So is h going to be 2a=\sqrt{h^{2}+h^{2}}

yields that h=\sqrt{2}a

Now I plug all that into the KE+PE=0 equation, solve for v and then make v larger than what I get on the other side. This way if v is larger it should have enough energy to rotate over a height h, which is the max height of a side corner if the cube is stands on one of it's corners.

 

[Doc Al]

So is h going to be 2a=\sqrt{h^{2}+h^{2}}

I assume you mean: h =\sqrt{a^{2}+a^{2}}

yields that h=\sqrt{2}a

That's the final height of the center of mass. What is the change in height?

Now I plug all that into the KE+PE=0 equation, solve for v and then make v larger than what I get on the other side. This way if v is larger it should have enough energy to rotate over a height h, which is the max height of a side corner if the cube is stands on one of it's corners.

Right! Be sure to use the change in height, not just the height.

 

[gaborfk]

The change in height is

h_{f}-h_{i}=\sqrt{2}a-a=(\sqrt{2}-1)a

Damn, that is going to be messy...

 

[gaborfk]

I am getting

v=\sqrt{-\frac{3(\sqrt{2}-1)Mga}{m}}

Which I think is wrong, since I got a negative under the SQRT.

Are we sure that it is \Delta KE+\Delta PE=0

and not \Delta KE=\Delta PE initial KE transfers to final PE

which is \Delta KE-\Delta PE=0 ?

 

[Doc Al]

I am getting

v=\sqrt{-\frac{3(\sqrt{2}-1)Mga}{m}}

Which I think is wrong, since I got a negative under the SQRT.

Yep, that's not right. (It's pretty close though; check over your work.)

Are we sure that it is \Delta KE+\Delta PE=0

That's just a statement of energy conservation.
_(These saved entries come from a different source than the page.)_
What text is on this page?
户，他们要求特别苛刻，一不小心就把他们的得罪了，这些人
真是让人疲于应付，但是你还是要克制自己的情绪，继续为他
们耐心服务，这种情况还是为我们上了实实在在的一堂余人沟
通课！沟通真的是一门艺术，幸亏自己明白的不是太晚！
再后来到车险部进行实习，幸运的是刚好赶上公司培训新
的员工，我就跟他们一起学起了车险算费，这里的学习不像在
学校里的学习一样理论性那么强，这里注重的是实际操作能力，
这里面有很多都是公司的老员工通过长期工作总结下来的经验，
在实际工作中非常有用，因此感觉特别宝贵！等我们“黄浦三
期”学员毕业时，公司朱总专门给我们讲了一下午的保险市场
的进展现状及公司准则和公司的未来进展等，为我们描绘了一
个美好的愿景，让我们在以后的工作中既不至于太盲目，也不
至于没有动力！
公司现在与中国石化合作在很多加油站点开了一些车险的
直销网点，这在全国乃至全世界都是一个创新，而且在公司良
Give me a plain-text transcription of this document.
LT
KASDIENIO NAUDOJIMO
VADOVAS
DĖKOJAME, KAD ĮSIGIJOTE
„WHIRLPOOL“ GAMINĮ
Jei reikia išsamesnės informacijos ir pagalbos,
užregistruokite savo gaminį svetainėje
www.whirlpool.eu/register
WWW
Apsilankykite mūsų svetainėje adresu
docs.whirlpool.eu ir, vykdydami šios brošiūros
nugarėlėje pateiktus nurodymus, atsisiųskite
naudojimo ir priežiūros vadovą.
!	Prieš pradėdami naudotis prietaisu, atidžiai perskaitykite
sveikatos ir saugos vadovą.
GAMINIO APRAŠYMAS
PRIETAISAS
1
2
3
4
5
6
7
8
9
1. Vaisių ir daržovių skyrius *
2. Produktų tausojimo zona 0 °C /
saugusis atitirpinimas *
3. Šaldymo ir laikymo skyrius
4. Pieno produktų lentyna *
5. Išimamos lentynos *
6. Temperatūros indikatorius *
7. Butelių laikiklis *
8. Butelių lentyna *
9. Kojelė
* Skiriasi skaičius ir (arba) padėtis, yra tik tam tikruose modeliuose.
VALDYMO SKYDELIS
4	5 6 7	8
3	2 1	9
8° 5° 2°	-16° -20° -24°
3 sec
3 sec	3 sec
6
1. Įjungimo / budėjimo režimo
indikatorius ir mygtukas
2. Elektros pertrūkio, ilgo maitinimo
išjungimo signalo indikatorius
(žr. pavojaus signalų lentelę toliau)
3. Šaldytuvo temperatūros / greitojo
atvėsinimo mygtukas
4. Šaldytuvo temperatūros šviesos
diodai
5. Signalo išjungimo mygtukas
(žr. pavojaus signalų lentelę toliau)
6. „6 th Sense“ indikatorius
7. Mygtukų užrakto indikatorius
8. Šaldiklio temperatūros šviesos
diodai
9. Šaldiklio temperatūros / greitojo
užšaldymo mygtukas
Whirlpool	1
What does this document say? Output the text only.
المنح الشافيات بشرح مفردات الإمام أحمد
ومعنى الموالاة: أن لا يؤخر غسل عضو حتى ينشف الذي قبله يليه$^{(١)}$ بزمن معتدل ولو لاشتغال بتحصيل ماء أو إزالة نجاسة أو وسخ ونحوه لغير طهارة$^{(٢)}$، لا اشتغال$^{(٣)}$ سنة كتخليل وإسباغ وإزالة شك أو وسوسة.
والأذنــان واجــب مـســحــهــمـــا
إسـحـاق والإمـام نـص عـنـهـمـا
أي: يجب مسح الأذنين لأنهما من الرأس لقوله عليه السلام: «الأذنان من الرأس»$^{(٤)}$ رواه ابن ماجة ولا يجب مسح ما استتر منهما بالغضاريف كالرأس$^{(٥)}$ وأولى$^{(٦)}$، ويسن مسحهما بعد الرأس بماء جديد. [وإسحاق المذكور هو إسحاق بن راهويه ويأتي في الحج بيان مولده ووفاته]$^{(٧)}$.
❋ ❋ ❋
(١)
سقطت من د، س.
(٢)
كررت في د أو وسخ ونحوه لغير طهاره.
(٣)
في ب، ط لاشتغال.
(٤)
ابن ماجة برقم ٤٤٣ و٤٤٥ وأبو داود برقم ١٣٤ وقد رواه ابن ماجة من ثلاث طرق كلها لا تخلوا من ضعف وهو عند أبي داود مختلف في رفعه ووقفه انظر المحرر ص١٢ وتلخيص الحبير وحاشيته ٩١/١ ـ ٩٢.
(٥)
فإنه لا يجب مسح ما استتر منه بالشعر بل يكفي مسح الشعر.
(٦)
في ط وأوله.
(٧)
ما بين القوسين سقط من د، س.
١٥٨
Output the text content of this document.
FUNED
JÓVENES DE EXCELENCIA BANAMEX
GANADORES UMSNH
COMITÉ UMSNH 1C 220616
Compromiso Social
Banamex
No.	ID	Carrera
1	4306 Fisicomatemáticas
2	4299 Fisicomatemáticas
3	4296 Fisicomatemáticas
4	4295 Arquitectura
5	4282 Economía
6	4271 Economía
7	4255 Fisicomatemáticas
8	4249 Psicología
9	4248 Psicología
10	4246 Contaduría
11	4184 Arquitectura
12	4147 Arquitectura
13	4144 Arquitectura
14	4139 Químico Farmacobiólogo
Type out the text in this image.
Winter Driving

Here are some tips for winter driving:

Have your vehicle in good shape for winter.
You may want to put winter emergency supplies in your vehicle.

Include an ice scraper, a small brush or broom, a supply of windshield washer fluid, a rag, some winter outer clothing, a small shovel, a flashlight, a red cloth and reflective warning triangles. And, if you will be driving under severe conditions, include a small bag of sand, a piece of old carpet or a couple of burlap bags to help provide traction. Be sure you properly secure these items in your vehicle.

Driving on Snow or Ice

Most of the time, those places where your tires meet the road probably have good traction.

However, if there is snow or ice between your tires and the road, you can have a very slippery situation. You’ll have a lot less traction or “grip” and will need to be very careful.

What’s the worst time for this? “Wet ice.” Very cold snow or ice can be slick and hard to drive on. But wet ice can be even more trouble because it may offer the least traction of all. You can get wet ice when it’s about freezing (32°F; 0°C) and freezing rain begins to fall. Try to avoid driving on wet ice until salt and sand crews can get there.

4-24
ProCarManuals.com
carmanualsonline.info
You are probably mixing up your signs somewhere. As the cube tips up, KE decreases and PE increases.

 

[gaborfk]

I can not see it...

So here it is.

I=\frac{8}{3}Ma^2

\omega=\frac{mv\frac{4a}{3}}{\frac{8}{3}Ma^2}=\frac{1}{2}\frac{mv}{Ma}

\Delta KE=\frac{1}{2}I\omega^2

\Delta PE=Mg(\sqrt{2}-1)a

\Delta KE+\Delta PE=0

\frac{1}{2}(\frac{8}{3}Ma^2)(\frac{1}{2}\frac{mv}{Ma}})^2+(Mg(\sqrt{2}-1)a)=0

(\frac{4}{3}Ma^2)(\frac{m^2v^2}{4M^2a^2})+(Mg(\sqrt{2}-1)a)=0

\frac{m^{2}v^{2}}{3M}+(Mg(\sqrt{2}-1)a)=0

\frac{m^{2}v^{2}}{3M}=-(Mg(\sqrt{2}-1)a)

v^{2}=-\frac{Mg(\sqrt{2}-1)a}{\frac{m^{2}}{3M}}

v=\sqrt{-\frac{3(\sqrt{2}-1)M^{2}ga}{m^{2}}


Is g negative, because it is acting againts to motion? That would fix the negative sign...

 

[Doc Al]

I can not see it...

So here it is.

I=\frac{8}{3}Ma^2

\omega=\frac{mv\frac{4a}{3}}{\frac{8}{3}Ma^2}=\frac{1}{2}\frac{mv}{Ma}

Right.

\Delta KE=\frac{1}{2}I\omega^2

No, \Delta {KE} = - 1/2 I\omega^2. KE decreases so \Delta {KE} is negative.

...

v=\sqrt{-\frac{3(\sqrt{2}-1)M^{2}ga}{m^{2}}

Exactly right... except for that minus sign!

 

[gaborfk]

Thank you very much! You guys, Doc Al and Arildno, always got the answers!

Bye